Inspired by Eric Wu and provoked by the recent drama based on Charles Dickens’ fat novel, David Copperfield, I decided to re-read it for the first time in many years. I was struck by how much the England of David Copperfield resembles the China of today. Here, for example, Copperfield’s aunt comes to London from her home in the country and eats very little. Why? She doesn’t trust the food.
Supper was comfortably served and hot, . . . and consisted of a roast fowl, a steak, and some vegetables, to all of which I did ample justice, and which were all excellent. But my aunt had her own ideas concerning London provision, and ate but little.
‘I suppose this unfortunate fowl was born and brought up in a cellar,’ said my aunt, ‘and never took the air except on a hackney coach-stand.
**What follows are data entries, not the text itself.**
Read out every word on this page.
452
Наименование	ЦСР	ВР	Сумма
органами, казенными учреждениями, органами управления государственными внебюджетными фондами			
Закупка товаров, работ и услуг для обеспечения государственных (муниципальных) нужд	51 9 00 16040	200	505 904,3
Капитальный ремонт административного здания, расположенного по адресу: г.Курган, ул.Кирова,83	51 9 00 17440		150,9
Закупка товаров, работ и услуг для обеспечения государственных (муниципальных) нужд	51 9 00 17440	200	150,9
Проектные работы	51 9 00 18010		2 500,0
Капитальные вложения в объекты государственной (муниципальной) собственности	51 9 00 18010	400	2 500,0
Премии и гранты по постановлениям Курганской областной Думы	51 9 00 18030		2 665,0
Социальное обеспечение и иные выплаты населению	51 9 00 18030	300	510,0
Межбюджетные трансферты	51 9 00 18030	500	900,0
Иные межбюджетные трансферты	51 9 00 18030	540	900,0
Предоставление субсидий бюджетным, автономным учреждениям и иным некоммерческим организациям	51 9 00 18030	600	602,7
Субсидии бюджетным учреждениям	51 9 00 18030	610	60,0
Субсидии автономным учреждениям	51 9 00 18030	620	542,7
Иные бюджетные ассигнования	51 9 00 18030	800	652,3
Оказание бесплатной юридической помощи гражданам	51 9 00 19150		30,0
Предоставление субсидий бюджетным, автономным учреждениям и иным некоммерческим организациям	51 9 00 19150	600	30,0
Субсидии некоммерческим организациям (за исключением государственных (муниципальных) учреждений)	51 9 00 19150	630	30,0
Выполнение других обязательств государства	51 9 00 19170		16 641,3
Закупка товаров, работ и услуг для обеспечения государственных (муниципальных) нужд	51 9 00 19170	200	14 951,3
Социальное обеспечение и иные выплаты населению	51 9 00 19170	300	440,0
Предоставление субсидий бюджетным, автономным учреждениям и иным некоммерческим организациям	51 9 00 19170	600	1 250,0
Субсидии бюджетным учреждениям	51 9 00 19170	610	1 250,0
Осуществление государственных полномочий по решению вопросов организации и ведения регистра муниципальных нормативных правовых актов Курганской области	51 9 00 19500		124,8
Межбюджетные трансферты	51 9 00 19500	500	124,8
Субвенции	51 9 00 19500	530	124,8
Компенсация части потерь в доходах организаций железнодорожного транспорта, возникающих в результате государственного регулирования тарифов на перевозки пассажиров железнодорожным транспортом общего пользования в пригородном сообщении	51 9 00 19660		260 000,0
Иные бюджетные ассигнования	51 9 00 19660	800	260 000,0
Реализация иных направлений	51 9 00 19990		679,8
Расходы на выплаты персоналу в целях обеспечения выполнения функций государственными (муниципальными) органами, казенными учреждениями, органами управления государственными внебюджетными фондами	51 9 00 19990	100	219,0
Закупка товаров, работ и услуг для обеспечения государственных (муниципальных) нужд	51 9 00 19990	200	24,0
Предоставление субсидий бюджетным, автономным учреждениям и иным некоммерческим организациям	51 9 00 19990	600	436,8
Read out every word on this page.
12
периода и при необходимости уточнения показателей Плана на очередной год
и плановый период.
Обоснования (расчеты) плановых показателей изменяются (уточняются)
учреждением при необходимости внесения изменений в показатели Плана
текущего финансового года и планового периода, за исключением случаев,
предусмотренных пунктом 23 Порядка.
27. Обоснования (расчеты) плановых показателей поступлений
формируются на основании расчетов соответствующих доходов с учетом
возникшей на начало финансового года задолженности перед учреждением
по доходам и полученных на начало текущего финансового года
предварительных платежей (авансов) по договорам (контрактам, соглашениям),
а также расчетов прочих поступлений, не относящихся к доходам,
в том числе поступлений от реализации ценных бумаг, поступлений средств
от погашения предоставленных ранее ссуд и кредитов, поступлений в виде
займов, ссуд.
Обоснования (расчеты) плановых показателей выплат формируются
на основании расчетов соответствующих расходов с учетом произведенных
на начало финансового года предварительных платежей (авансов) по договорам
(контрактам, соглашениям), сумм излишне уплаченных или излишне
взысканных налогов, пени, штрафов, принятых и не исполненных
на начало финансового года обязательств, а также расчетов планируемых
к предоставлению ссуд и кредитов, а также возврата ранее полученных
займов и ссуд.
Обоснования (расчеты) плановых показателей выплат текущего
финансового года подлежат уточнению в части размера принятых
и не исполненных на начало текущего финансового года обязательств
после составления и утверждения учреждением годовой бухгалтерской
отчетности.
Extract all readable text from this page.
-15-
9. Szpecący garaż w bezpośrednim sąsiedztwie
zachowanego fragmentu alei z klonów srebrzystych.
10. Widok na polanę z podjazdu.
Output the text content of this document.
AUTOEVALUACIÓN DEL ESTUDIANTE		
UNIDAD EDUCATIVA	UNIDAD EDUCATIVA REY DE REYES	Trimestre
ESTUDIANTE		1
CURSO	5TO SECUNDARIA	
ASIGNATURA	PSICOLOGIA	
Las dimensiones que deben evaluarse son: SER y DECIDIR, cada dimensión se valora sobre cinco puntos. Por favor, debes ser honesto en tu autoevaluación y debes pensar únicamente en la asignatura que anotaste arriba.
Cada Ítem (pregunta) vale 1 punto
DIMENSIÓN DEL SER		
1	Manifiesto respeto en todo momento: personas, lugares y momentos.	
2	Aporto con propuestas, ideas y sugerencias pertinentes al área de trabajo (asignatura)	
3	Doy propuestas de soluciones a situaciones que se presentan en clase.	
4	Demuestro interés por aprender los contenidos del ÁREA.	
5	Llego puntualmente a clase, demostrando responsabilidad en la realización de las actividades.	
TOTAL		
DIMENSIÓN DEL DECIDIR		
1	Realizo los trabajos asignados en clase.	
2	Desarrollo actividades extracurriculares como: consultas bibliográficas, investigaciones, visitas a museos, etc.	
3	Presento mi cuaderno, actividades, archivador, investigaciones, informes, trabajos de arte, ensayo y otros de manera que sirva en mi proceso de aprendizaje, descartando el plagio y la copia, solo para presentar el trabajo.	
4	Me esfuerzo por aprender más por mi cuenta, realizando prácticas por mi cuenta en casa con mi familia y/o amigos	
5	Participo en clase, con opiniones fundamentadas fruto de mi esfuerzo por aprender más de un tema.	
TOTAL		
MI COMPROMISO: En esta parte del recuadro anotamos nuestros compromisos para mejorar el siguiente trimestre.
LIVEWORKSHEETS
I hope the steak may be beef, but I don’t believe it. Nothing’s genuine in the place, in my opinion, but the dirt.’
‘Don’t you think the fowl may have come out of the country, aunt?’ I hinted.
‘Certainly not,’ returned my aunt. ‘It would be no pleasure to a London tradesman to sell anything which was what he pretended it was.’
—from Chapter 23
Miss Trotwood’s suspicion that the food is adulterated, or fake, or otherwise unhealthy, certainly resembles fears about food purity and quality in China today, but there are other similarities as well. In Dickens’ novel we see a huge gap between rich and poor, and we see furthermore that the rich have a very interesting relationship with the poor. The two groups meet and speak with each other frequently, so that the rich on one hand feel completely superior to the poor, but on the other hand are familiar with them, understand their dialects, and interact with them on a daily basis. The poor are tradesmen and their employees, but also domestic servants, actually living in the homes of the rich and intimately familiar with their lives. These servants are sometimes mistrusted by the rich, who suspect them of stealing and cheating them, but at other times are loved almost like members of the family. These relationships reminded me, too, of the relations between rich whites and their African-American servants in the American South after the Civil War.